Sostiene che il Tribunale avrebbe omesso di specificare gli «elementi fattuali sintomatici dello stabile inserimento del ricorrente nell’ipotizzato contesto associativo». Si sarebbe «limitato a citare pedissequamente una serie di pronunce giurisprudenziali, senza indicare attraverso quale condotta, posta in essere dal NOME, si sarebbe concretizzato quel contributo effettivo, concreto e visibile reso dal partecipe all’associazione».
L’affermazione del Tribunale, secondo cui la sede della società “RAGIONE_SOCIALE” costituiva il quartier generale dei sodalizio criminale, sarebbe destituita di fondamento: la sede di “RAGIONE_SOCIALE” era una delle sedi operative di una cooperativa agricola, dove confluivano i prodotti ortofrutticoli provenienti da diverse aziende della zona e, proprio per tale ragione, gli Abbruzzese vi si recavano per reperire facilmente i prodotti ortofrutticoli.
Lo stesso indagato, come numerosi altri imprenditori agricoli della zona, sarebbe stato soggetto alle richieste degli Abbruzzese, e non certo loro sodale. Del resto, la “RAGIONE_SOCIALE“, gestita da un fratello del NOME e della quale l’indagato era solo socio, si occupava della grande distribuzione dei prodotti ortofrutticoli, lavorando esclusivamente per il “RAGIONE_SOCIALE“.
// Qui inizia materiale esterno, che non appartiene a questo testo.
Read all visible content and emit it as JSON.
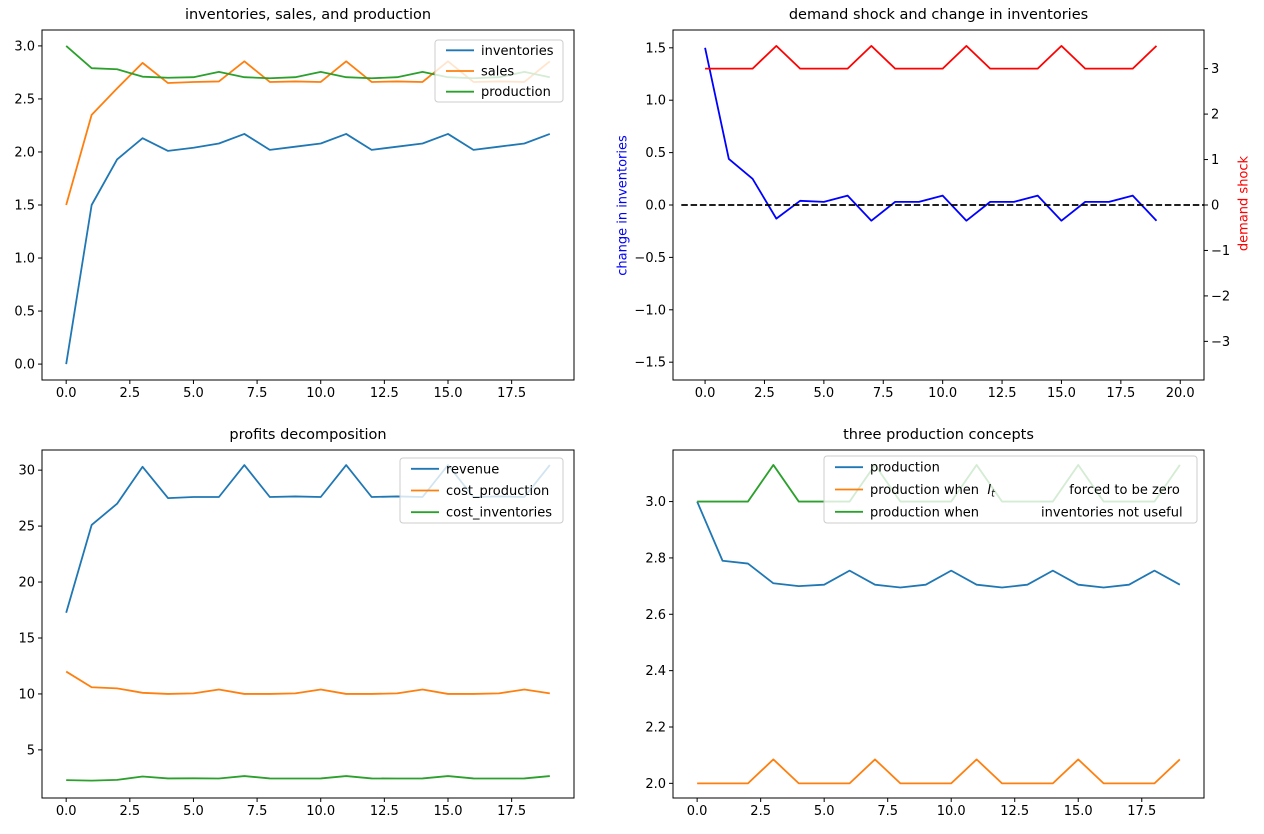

Destituita di fondamento sarebbe la ricostruzione operata dal Tribunale, in chiave accusatoria, dei rapporti tra la società del ricorrente e l’RAGIONE_SOCIALE, laddove, invece, gli interlocutori delle conversazioni intercettate discuterebbero solo di carico e scarico di merci.
L’unico reato-fine, inoltre, non sarebbe sufficiente a dimostrare l’intraneità al sodalizio mafioso.
2.2. Con il secondo motivo il ricorrente denuncia vizio di motivazione, con riguardo al reato di cui al capo 75.
Il ricorrente sostiene che, nell’estorsione, l’indagato sarebbe stato coinvolto dallo zio, NOME, e dal suocero, NOME, e, come si evincerebbe dalle conversazioni intercettate, sarebbe stato sollecitato a
intervenire dalla moglie. Si sarebbe trattato di un intervento diretto esclusivamente ad aiutare i familiari incaricati di recuperare un’autovettura rubata. Dall’analisi delle celle agganciate dal cellulare dell’indagato, inoltre, non sarebbe possibile desumere che egli avesse partecipato al presunto incontro, presso la sede dell’RAGIONE_SOCIALE, nel quale si sarebbe discusso dell’estorsione, atteso che l’indagato abita e risiede nello stesso luogo ove ha sede l’azienda.
Carente e illogica sarebbe la motivazione sulla configurabilità dell’aggravante di cui all’art. 416-bis.1 cod. pen. L’indagato, in ogni caso, non potrebbe considerarsi consapevole della presunta agevolazione fornita al sodalizio criminale.
2.3. Con l’ultimo motivo, il ricorrente deduce violazione di legge e vizio di motivazione con riferimento alla sussistenza delle esigenze cautelari.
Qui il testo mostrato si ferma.